A open sidewalk Fuji photo “store” that was probably 30 feet long on the side of a building, with people moving pictures off disks, printing pictures and email pictures all without an attendant, just insert credit card and away you go!

Karaoke bars- EVERYWHERE around the train station…

And Jumbo pachinko (gambling) parlors (talk about noise)!

Fur trim is in for both men’s and women’s jackets; women wear LOTS of boots, both calf high leather and Uggs; lots of people wearing surgical masks; and damn near everyone regardless of age with MP3/Ipod earbuds in their ears.

Malls over here are multi-story, and some of the biggest are located at the train stations, since that is a guaranteed traffic flow. Shinagawa has one of the largest in Japan. The pic below is from my last trip. It’s a German shop selling high end German knickknacks and cuckoo clocks (up to $5000).


This ain’t Kansas, pt 2… — 8 Comments

  1. Snigs- It’s getting there 🙂 Tomorrow will be pure holy hell though- Japanese train in rush hour for an hour! NOT FUN!!!

  2. Glad you found something tasty for dinner. 🙂 You got your exercise, too!

    My cousin’s ex spent a few years over in Japan doing work for Lockheed. When my cousins (their kids) went to visit him, they had a wonderful time.

    I teach some students from Japan. When they come back to school in the fall, they’ve usually been to Japan over the summer (all summer), and they bring back the neatest gadgets.

    It’s a shame things are so expensive. Sign of the times. They’ve had a tough economy for years (I think).

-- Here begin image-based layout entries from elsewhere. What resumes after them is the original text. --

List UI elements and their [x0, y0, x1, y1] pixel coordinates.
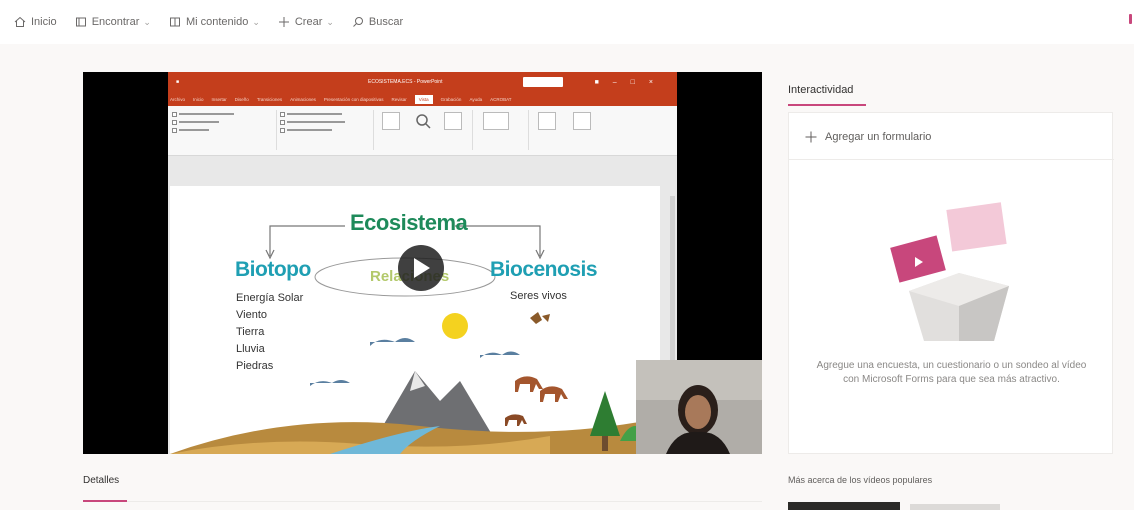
ppt-canvas: Ecosistema Biotopo Relaciones Biocenosis… [168, 156, 677, 454]
play-icon [414, 258, 430, 278]
tab-active-indicator [788, 104, 866, 106]
top-nav: Inicio Encontrar ⌄ Mi contenido ⌄ Crear … [0, 0, 1134, 44]
zoom-icon [414, 112, 432, 130]
ppt-tab: Insertar [211, 96, 227, 102]
add-form-button[interactable]: Agregar un formulario [805, 131, 931, 143]
slide-left-heading: Biotopo [235, 258, 311, 281]
video-thumbnail[interactable] [788, 502, 900, 510]
search-icon [353, 17, 363, 27]
slide-right-item: Seres vivos [510, 290, 567, 302]
nav-search[interactable]: Buscar [352, 16, 403, 28]
ppt-signin-button [523, 77, 563, 87]
tab-active-indicator [83, 500, 127, 502]
interactivity-panel: Agregar un formulario Agregue una encues… [788, 112, 1114, 454]
slide-list-item: Viento [236, 309, 267, 321]
slide-list-item: Tierra [236, 326, 265, 338]
nav-create-label: Crear [294, 16, 323, 28]
accent-marker [1129, 14, 1132, 24]
ppt-tab: Ayuda [469, 96, 483, 102]
nav-home[interactable]: Inicio [14, 16, 57, 28]
macros-icon [573, 112, 591, 130]
ppt-tab: Presentación con diapositivas [323, 96, 384, 102]
home-icon [14, 16, 26, 27]
ppt-ribbon [168, 106, 677, 156]
chevron-down-icon: ⌄ [252, 16, 260, 27]
nav-my-content[interactable]: Mi contenido ⌄ [169, 16, 260, 28]
webcam-overlay [636, 360, 762, 454]
ppt-tab: Transiciones [256, 96, 283, 102]
ribbon-checkbox-group [172, 110, 234, 134]
ppt-tab: Inicio [193, 96, 204, 102]
slide: Ecosistema Biotopo Relaciones Biocenosis… [170, 186, 660, 454]
nav-discover[interactable]: Encontrar ⌄ [75, 16, 151, 28]
ppt-tab: Diseño [234, 96, 249, 102]
ribbon-checkbox-group [280, 110, 345, 134]
slide-title: Ecosistema [350, 210, 468, 235]
window-icon [538, 112, 556, 130]
nav-create[interactable]: Crear ⌄ [278, 16, 334, 28]
plus-icon [805, 131, 817, 143]
nav-discover-label: Encontrar [91, 16, 140, 28]
forms-illustration-icon [890, 202, 1009, 341]
nav-my-content-label: Mi contenido [185, 16, 249, 28]
divider [789, 159, 1114, 160]
ppt-tab: ACROBAT [490, 96, 512, 102]
ppt-title-bar: ■ ECOSISTEMA.ECS - PowerPoint ■–□× [168, 72, 677, 92]
nav-home-label: Inicio [31, 16, 57, 28]
slide-list-item: Energía Solar [236, 292, 304, 304]
popular-videos-heading: Más acerca de los vídeos populares [788, 475, 933, 485]
tab-interactivity[interactable]: Interactividad [788, 84, 853, 96]
ppt-tab: Revisar [391, 96, 407, 102]
nav-search-label: Buscar [368, 16, 404, 28]
my-content-icon [169, 17, 180, 27]
ppt-ribbon-tabs: Archivo Inicio Insertar Diseño Transicio… [168, 92, 677, 106]
window-controls-icon: ■–□× [594, 78, 667, 86]
chevron-down-icon: ⌄ [326, 16, 334, 27]
ppt-tab: Grabación [440, 96, 462, 102]
slide-scrollbar [670, 196, 675, 376]
ppt-tab-active: Vista [414, 94, 433, 104]
ppt-tab: Archivo [170, 96, 186, 102]
slide-right-heading: Biocenosis [490, 258, 598, 281]
color-icon [483, 112, 509, 130]
play-button[interactable] [398, 245, 444, 291]
ribbon-ruler-icon [382, 112, 400, 130]
divider [83, 501, 762, 502]
interactivity-description: Agregue una encuesta, un cuestionario o … [816, 360, 1087, 385]
slide-list-item: Piedras [236, 360, 274, 372]
chevron-down-icon: ⌄ [143, 16, 151, 27]
video-player[interactable]: ■ ECOSISTEMA.ECS - PowerPoint ■–□× Archi… [83, 72, 762, 454]
slide-list-item: Lluvia [236, 343, 265, 355]
slide-left-list: Energía Solar Viento Tierra Lluvia Piedr… [236, 290, 303, 375]
tab-details[interactable]: Detalles [83, 475, 119, 486]
plus-icon [278, 17, 289, 27]
discover-icon [75, 17, 86, 27]
ppt-save-icon: ■ [176, 79, 180, 85]
video-thumbnail-title[interactable] [910, 504, 1000, 510]
ppt-window-title: ECOSISTEMA.ECS - PowerPoint [368, 79, 443, 85]
presenter-image [636, 360, 762, 454]
fit-window-icon [444, 112, 462, 130]
ppt-tab: Animaciones [290, 96, 316, 102]
add-form-label: Agregar un formulario [825, 131, 932, 143]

  3. Wonderful post,feel like I was there.My nephew in-law is stationed over there for two some Navy base close to Tokyo,for his overseas commitment,have’nt talked to him,but my bro-in-law,is flying over in March so I’m sure we will hear how its going.My sister was over there in 07,and she was greatly impressed with how clean everything looked,and how friendly the people were to Americans.And,yes,she said the prices were very high,on most things.

  4. In the days before 9/11 I was impressed with the security inspection of carry-on luggage that the Japanese conducted – they found everything I identified as a possible weapon in my stuff, and were nice enough to allow me to keep it, since I was obviously harmless… I am sure I couldn’t get any of it by except by checked baggage today. Food stands are a great way to eat.

  5. RT- Yes, they have “toys” here… exchange rate today as 85 yen=$1 So our costs just continue to go up. Problem with Japan is a LOT of their manufacturing is sold in the US and other developed countries, so they are being serverly impacted by the world economy.

    Diller- thanks! If he’s in Yokosuka, that’s the Naval Station, Atsugi is the Naval Air Station on the other side of Tokyo.

    Earl- They are just as good today, trust me! And yep, food stands are GOOD! Had yakisoba for dinner tonight.

  6. Spent some time there last year and also in China…………
    Very interesting culture………. Don’t think I am a fan, and I dont want to go back……. China i found to be more friendly towards American’s then the Japanese……

    Although the sushi was awesome in Japan.